Speaking about the introduction of the bill, Chairman Camp said: "Children in foster care deserve a place to call home, not just for a few months or years but for good. Having focused on adoption since arriving in Congress--and having helped create the Adoption Incentives program--I know by providing states with incentives for adoptions we can encourage them to do more to help these children. We have already seen great progress in increasing adoptions since this program was created in 1997, and it is our hope to continue this progress with this bill. I encourage my colleagues to join me in supporting this bill in the House, and I hope the Senate will also act soon so we can continue to move even more foster children into permanent homes."
Ranking Member Levin said: "Every child deserves a permanent home that provides a safe, enriching and loving environment, and this legislation rewards State foster care programs that make progress toward that important goal. I look forward to action on this bipartisan effort to promote adoption and guardianship for the over 100,000 children now in foster care who are awaiting a permanent family."
Human Resources Subcommittee Chairman Reichert said: "Today, 100,000 children in foster care are waiting to be adopted. As a grandfather and uncle to four adopted children, I know firsthand the joy that a loving, stable home brings to the life of a child but even more so the many blessings that the child brings to their adoptive family. That's why my first hearing as Chairman of the Human Resources Subcommittee focused on how to help more of these children find permanent homes. This bill incorporates ideas we heard in that hearing as well as those submitted by the public, such as emphasizing adoption for older children who today have the least chance of finding a permanent home. This bipartisan bill will continue to strengthen this important program, ensuring more children grow up with a safe, loving, and permanent family."
Human Resources Subcommittee Ranking Member Doggett said:"This bipartisan legislation makes small, but important steps in assisting abused and neglected children to find a permanent home, and it preserves the Family Connections initiative to connect foster children to other family members. It includes a provision I authored to help ensure these children receive continued assistance even if their legal guardian dies."
This legislation would require States to improve their reporting of State savings in the wake of changes made in 2008 that increased Federal funding of adoption assistance, and it ensures a portion of these savings is invested in services to support families after adoptions have been finalized. The bill also clarifies the treatment of successor guardians under the new Guardianship Assistance Program, guaranteeing children can continue to be cared for by another legal guardian if a relative guardian passes away or is incapacitated.
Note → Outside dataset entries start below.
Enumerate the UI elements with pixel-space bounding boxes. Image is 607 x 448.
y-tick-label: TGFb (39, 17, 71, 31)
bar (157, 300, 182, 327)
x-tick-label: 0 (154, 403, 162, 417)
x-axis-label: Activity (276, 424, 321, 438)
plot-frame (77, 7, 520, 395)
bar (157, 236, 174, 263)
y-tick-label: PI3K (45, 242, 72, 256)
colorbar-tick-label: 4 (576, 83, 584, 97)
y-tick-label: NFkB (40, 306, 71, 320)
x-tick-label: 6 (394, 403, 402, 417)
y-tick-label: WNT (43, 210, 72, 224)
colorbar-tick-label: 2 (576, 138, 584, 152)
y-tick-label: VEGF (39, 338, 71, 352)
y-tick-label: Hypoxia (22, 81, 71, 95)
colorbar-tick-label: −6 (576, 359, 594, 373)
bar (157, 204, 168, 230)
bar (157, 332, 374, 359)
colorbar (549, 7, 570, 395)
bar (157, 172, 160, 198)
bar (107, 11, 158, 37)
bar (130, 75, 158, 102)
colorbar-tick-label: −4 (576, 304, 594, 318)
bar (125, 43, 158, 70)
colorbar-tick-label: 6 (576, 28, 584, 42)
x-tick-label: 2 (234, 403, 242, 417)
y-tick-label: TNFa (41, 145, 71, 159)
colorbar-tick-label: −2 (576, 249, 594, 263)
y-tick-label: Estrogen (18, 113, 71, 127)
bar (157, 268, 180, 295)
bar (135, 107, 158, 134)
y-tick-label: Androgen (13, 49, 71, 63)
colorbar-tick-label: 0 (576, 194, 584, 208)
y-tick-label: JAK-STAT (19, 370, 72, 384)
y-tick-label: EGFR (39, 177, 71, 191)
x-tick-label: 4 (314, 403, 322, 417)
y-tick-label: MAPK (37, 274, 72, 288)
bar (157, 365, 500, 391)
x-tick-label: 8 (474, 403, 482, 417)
This bill would also extend for three years the Family Connection Grants program that is focused on helping children in foster care reconnect with family members. To offset the cost of this extension, the bill requires States to offset Federal income tax refunds to recover Unemployment Insurance overpayments that are the fault of the claimant. The combination of these provisions means that the legislation is expected to reduce the deficit over 10 years by $24 million.
On August 7, the Ways and Means Committee released draft legislation to extend and improve the Adoption Incentives program based on testimony received at a Human Resources Subcommittee hearing earlier this year. Public comments on that draft legislation informed several changes made to the bipartisan legislation introduced today.